Vehicle speed is crucial in verifying fault and injuries after a crash. After a collision, if you can show that different drivers hit you at high speed, you can use that as proof of the driver’s carelessness or even reckless driving. Further, you can calculate the rate of a car hit to prove that that accident caused your damages. Car damage at different speeds can be shown a number of ways.
For example, you can show that another vehicle was going fast when it got into a rear-end accident in your car. Then you will have proof that shows that your whiplash trauma, post-traumatic stress, and dented bumper was a result of the collision and not some previous incident.
If you have are in a car collision, reach out to one of our car collision attorneys near you today at (816) 474-2060 or contact us online for a free consultation in Liberty or Kansas City.
Accident Reconstruction Specialists Can Prove Vehicle Speed
When a significant injury award is at stake, both parties to a lawsuit might hire expert experts to present the jury with evidence about the collision. These specialists gather evidence from the collision scene. They then use scientific methods to make opinions about circumstances such as a car’s rate of travel, when a driver applied the breaks, or whether he or she veered to evade the impact.
To determine a vehicle’s speed, a specialist can estimate the length of skid marks and the resulting damage that the car sustained upon contact. Automakers and regulatory bureaus keep information about the speeds at which bumpers, crumple zones, and side panels will fail.
Using Evidence From the Collision Scene to Ascertain Speed
Let’s assume, for example, that a vehicle has a bumper that can endure impacts of up to 10 mph. After an accident, a destroyed bumper will show a higher speed. Yet the crumple zone, which will fail at collisions higher than 30 mph, is intact. From this information, a specialist can reason that the collision speed was somewhere between 10 and 30mph.

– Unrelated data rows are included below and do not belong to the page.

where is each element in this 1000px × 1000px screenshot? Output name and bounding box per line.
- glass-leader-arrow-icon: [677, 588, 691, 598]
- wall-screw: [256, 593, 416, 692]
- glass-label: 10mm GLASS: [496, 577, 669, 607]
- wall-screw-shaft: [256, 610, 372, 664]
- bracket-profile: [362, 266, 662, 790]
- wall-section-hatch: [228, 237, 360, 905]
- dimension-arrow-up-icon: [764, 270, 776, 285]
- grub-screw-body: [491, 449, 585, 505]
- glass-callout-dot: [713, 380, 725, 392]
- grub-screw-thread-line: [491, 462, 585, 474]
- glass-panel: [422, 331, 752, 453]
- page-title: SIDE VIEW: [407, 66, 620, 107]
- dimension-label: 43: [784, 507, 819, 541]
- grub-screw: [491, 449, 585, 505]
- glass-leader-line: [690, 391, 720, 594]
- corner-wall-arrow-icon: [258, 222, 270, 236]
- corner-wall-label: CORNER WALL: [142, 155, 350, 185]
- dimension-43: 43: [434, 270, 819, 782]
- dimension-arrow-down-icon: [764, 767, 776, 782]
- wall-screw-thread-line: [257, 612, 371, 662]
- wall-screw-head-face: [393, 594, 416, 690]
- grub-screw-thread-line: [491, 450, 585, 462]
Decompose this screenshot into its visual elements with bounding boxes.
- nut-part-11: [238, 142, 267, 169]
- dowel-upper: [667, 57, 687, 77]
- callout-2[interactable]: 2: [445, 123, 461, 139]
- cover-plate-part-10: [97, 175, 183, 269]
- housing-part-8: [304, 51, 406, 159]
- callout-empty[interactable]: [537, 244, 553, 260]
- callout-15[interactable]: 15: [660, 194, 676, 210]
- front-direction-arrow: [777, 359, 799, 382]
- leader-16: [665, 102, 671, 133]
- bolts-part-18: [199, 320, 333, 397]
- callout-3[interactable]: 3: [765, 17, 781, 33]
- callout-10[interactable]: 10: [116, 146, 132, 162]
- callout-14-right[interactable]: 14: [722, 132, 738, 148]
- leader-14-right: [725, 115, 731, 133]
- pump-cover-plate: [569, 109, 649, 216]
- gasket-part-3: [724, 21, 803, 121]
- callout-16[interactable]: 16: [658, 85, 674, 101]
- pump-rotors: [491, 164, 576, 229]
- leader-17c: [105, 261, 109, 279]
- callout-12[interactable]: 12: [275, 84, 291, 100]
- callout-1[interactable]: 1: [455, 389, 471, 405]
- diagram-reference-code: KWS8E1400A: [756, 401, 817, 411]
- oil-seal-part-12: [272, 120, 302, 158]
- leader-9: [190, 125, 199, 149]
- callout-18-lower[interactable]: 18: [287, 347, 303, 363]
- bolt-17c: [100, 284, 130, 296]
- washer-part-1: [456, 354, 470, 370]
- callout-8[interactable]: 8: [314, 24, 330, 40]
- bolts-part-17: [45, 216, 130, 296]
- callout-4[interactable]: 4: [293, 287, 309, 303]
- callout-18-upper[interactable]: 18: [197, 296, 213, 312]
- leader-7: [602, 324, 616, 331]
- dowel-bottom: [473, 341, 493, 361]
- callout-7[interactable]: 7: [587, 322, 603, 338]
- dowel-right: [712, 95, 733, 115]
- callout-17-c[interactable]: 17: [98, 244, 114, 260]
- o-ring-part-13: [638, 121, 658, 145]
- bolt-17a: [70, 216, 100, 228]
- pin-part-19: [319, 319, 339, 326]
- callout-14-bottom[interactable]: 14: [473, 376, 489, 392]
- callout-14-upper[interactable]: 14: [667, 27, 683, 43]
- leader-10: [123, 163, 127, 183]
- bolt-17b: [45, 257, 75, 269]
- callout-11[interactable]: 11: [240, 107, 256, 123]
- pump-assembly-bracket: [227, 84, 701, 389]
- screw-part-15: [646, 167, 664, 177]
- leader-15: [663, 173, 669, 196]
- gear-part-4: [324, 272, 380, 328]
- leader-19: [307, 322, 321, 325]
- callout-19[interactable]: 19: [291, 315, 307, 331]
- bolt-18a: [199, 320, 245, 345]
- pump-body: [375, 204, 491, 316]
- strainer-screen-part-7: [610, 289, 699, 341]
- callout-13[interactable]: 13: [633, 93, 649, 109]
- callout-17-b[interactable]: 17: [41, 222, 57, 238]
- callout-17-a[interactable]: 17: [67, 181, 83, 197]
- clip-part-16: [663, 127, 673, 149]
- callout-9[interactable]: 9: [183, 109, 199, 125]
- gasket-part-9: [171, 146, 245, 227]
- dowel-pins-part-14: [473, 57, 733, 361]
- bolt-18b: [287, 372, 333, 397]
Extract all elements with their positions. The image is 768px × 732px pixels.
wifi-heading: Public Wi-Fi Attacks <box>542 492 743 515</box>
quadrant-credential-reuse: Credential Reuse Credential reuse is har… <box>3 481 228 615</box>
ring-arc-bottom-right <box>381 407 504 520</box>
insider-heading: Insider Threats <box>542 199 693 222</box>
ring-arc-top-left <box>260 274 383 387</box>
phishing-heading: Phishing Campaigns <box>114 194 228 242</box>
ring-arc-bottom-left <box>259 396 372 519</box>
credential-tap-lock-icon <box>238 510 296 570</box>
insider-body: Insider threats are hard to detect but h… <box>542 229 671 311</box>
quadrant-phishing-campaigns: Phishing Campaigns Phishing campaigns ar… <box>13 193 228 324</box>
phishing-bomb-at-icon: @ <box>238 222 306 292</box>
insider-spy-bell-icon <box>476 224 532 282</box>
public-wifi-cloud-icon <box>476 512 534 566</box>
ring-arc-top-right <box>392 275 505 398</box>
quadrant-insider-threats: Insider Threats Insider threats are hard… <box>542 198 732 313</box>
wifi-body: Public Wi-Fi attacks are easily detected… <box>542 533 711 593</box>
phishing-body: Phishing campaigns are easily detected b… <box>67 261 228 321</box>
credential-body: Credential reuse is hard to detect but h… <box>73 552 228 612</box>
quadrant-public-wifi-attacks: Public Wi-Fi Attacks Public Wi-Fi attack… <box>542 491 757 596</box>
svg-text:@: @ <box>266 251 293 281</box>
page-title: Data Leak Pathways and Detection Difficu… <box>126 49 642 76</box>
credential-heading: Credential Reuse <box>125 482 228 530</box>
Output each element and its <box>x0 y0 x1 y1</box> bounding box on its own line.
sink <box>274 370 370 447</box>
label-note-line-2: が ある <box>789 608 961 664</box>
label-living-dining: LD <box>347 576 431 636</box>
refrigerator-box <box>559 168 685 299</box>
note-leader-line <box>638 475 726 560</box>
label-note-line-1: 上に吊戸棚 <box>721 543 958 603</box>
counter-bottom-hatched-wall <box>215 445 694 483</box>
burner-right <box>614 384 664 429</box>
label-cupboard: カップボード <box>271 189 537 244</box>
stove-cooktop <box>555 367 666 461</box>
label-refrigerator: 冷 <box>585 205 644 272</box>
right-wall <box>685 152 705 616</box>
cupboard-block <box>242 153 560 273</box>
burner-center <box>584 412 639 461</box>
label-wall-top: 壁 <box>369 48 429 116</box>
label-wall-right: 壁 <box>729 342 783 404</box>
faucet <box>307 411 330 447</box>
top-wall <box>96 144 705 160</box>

Assume that 150 ft skid marks are leading up to the point of collision. A specialist would examine the street surface conditions at the time of the crash, research the car’s braking performance, and determine the kind of tires were on the vehicle on the day of the accident.
Based on this knowledge, a specialist can calculate the estimated speed at which the vehicle must have been moving to be still going between 10 and 30 mph after breaking for 150 feet. Some sports vehicles can decelerate from 60 mph in 100 feet. Trucks, on the other hand, would take double or triple this distance to decelerate.
Collision reconstruction experts are costly, so they only work on large stakes matters. For the ordinary fender bender, attorneys and insurance adjusters usually rely on eyewitness statements and accident footage to ascertain speed.
Although eyewitnesses are notably unpredictable, attorneys will ask people at the scene how many seconds it took for a vehicle to traverse an intersection and use that number to determine that car’s rate. A more safe method is to gather footage from traffic cameras or the security cameras of a local store that may have captured the accident.
Finally, many contemporary vehicles have so-called “black boxes” that document vehicle data such as location and speed. An attorney or detective can download data from the vehicle’s black box and apply it as proof of a vehicle’s speed at the time of the accident. Until all cars become equipped with this state-of-the-art technology, however, attorneys will rely on older, less reliable methods for determining vehicle speed.
Do you have other unanswered questions? Give the lawyers from Injurylawfirm.lawyer a call at 816-474-2060 for a free consultation of your case.